Nota grupiaras e percebe brilhar entre os cascalhos algumas pepitas de ouro. Essa água seria, por certo, a água salvadora.

Nisto, uma voz soa do bosque:

- Ubajara, sou teu irmão Tatagiba. Aqui estou eu, encantado nessa serra enorme, depois de ter me tornado gigante pelas mãos daquele monstro que viste deitado, na tua viagem. Costuma ficar com o rosto para o alto. Na volta, põe-lhe por cima teu óleo perfumado, e ele ficará para sempre ali petrificado, como eu.

Ubajara chorou de saudades e não teve palavras para responder! Toma daquela água das fontes de ouro e ruma com destino à sua taba. Ao transpor a montanha derrama uma gota do misterioso óleo, sobre o monstro que dormia, e o Caraça fica transformado em rocha imóvel. Parecia um grande roto de pedra voltado para o azul.
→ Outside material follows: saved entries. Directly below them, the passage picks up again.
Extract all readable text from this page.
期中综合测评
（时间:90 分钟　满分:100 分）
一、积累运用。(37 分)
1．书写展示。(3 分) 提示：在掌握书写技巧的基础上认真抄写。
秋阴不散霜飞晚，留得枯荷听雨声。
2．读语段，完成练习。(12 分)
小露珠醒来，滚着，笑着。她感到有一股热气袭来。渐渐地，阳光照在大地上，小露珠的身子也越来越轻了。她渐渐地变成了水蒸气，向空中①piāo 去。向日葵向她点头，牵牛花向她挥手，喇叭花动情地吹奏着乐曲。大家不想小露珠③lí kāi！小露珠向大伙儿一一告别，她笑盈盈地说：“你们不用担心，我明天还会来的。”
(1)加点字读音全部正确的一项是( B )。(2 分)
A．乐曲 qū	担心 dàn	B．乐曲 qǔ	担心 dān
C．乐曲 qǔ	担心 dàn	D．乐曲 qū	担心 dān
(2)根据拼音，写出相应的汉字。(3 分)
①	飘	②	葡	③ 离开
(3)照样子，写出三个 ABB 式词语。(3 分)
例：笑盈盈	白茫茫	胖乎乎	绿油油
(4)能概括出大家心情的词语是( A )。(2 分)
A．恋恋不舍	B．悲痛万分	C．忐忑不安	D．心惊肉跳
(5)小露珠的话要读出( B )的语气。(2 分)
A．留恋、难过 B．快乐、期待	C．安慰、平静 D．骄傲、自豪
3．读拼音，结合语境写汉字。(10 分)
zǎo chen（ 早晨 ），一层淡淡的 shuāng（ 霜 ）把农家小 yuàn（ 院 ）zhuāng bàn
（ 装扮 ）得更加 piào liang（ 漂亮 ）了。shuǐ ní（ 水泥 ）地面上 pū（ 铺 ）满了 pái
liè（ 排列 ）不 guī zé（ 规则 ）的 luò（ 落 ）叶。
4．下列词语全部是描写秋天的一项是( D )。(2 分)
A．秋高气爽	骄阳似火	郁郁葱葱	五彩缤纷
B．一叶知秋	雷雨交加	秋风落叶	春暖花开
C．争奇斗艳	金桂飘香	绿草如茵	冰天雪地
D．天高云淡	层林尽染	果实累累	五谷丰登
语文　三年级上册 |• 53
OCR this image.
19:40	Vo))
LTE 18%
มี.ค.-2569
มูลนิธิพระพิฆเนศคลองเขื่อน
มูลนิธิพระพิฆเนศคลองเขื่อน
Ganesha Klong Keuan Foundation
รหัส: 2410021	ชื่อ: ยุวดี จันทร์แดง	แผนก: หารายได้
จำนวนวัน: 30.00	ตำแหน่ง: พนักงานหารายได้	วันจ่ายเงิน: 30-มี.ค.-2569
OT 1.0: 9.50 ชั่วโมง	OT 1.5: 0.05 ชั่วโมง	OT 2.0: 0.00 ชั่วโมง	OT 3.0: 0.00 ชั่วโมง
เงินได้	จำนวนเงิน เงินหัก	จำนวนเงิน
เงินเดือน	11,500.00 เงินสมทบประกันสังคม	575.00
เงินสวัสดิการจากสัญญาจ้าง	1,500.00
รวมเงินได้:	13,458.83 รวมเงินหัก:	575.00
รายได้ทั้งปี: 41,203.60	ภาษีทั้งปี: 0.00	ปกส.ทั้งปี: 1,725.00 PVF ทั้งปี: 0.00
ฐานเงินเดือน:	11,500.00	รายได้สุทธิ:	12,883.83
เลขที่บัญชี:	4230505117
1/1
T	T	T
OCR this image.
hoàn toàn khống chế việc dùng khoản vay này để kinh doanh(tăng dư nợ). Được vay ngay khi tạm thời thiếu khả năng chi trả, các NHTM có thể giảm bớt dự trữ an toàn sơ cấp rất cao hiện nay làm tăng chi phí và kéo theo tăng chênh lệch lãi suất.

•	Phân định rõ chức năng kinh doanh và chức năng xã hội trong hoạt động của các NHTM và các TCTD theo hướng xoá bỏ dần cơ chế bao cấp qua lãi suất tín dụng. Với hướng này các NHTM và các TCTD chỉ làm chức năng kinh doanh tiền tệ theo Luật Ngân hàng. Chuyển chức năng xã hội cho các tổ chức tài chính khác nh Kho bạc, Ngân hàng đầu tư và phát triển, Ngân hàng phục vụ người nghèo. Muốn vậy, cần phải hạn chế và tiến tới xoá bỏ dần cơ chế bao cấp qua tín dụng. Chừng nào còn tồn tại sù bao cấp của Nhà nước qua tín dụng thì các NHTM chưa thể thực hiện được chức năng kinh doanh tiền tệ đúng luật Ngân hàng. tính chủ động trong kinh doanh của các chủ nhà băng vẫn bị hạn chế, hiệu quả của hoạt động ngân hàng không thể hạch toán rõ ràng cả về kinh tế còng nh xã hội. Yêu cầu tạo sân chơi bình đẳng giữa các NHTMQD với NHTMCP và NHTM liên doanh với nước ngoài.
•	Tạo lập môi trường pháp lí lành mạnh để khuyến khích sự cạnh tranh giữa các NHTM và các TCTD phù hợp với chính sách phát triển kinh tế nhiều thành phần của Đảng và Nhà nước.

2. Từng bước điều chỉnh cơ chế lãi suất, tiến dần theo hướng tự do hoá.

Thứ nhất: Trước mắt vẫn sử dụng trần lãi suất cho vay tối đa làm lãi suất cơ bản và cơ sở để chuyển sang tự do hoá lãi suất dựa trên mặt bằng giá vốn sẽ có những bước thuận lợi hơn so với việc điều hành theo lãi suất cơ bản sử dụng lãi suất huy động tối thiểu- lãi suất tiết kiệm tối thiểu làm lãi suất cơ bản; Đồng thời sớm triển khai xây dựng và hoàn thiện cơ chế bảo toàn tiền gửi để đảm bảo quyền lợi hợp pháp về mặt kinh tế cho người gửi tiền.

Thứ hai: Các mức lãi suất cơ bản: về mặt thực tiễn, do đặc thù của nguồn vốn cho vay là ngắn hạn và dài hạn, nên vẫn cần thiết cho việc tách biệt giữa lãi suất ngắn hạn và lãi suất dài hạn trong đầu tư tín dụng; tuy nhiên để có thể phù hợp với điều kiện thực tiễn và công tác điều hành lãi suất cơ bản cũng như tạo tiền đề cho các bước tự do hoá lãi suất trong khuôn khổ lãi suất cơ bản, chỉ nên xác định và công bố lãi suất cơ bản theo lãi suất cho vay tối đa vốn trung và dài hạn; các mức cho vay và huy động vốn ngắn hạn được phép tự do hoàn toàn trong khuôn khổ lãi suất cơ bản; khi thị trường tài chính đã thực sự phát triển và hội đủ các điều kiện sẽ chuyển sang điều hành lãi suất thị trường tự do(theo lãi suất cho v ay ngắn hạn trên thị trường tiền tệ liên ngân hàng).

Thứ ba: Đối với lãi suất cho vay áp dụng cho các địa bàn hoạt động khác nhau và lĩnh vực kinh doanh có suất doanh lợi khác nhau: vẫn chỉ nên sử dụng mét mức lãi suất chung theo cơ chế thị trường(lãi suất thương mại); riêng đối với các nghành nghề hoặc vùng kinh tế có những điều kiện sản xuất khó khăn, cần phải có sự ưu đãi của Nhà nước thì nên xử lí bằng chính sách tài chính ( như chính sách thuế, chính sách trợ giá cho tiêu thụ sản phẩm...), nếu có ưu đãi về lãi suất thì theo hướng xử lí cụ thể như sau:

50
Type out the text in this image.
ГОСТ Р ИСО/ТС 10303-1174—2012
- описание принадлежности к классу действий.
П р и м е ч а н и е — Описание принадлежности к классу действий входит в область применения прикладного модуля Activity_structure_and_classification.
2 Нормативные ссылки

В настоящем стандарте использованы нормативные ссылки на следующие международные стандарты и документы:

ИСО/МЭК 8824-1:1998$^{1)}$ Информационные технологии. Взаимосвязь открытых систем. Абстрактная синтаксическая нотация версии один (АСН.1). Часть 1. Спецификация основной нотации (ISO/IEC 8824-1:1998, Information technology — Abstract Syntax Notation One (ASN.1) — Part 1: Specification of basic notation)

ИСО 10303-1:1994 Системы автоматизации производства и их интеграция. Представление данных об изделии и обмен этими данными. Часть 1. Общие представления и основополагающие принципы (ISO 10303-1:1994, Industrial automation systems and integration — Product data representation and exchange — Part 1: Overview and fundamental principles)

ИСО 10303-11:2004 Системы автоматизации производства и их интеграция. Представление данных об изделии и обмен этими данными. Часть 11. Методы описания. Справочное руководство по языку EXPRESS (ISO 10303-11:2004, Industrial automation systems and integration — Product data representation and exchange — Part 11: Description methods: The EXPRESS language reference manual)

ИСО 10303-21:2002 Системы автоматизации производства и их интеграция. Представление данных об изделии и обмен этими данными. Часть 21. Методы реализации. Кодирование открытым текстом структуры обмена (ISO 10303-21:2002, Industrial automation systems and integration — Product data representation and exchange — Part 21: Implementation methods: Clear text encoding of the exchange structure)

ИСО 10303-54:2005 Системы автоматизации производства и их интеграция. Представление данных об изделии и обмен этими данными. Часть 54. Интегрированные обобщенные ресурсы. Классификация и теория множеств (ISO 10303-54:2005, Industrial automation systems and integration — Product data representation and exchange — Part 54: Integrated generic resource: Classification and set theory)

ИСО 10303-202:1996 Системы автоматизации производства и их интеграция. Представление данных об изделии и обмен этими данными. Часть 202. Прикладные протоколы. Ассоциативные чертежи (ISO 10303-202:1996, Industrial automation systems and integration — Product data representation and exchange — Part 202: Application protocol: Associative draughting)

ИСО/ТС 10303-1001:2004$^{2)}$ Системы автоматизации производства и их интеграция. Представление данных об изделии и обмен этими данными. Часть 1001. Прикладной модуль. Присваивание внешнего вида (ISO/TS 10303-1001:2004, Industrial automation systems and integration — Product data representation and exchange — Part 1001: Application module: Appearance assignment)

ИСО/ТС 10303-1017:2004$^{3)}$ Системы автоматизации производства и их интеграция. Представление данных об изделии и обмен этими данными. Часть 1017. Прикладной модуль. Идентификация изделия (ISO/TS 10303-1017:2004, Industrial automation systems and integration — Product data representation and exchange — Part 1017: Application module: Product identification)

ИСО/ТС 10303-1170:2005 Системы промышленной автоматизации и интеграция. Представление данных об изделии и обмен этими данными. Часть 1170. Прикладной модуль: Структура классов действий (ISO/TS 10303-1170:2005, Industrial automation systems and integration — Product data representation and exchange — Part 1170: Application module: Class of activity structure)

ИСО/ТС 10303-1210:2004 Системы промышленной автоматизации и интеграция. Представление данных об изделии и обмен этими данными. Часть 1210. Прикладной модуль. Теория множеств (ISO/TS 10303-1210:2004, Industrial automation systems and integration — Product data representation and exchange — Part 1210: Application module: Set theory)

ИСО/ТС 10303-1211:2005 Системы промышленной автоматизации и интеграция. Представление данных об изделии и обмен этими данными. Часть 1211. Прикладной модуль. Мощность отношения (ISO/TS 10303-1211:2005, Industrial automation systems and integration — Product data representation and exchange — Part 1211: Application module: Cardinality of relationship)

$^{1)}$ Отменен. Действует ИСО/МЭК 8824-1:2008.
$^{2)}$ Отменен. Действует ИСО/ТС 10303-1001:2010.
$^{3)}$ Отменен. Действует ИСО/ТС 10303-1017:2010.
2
A mãe de Ubajara conseguiu cura-se com a água trazida pelo filho. E resolveu morar ao pé do Sabarabuçu para escutar o doce marulho das águas, como ecos de saudades.

Quiseram fazer-lhe companhia duas velhas índias. Acomodaram-se nas faldas da serra, na enseada do cruzamento dos rios. E os pósteros deram àquele rio o nome de Rio das Velhas. Significaria o rio das águas de ouro, a cujas margens falava misteriosamente o pássaro azul, entre sons divinais da mata.

Parecia à boa mãe de Ubajara rever a Tatagiba, quando faiscavam raios de ouro sobre o dorso da serra da cor cinza, e consideravam o filho, petrificado, num repouso de relvas.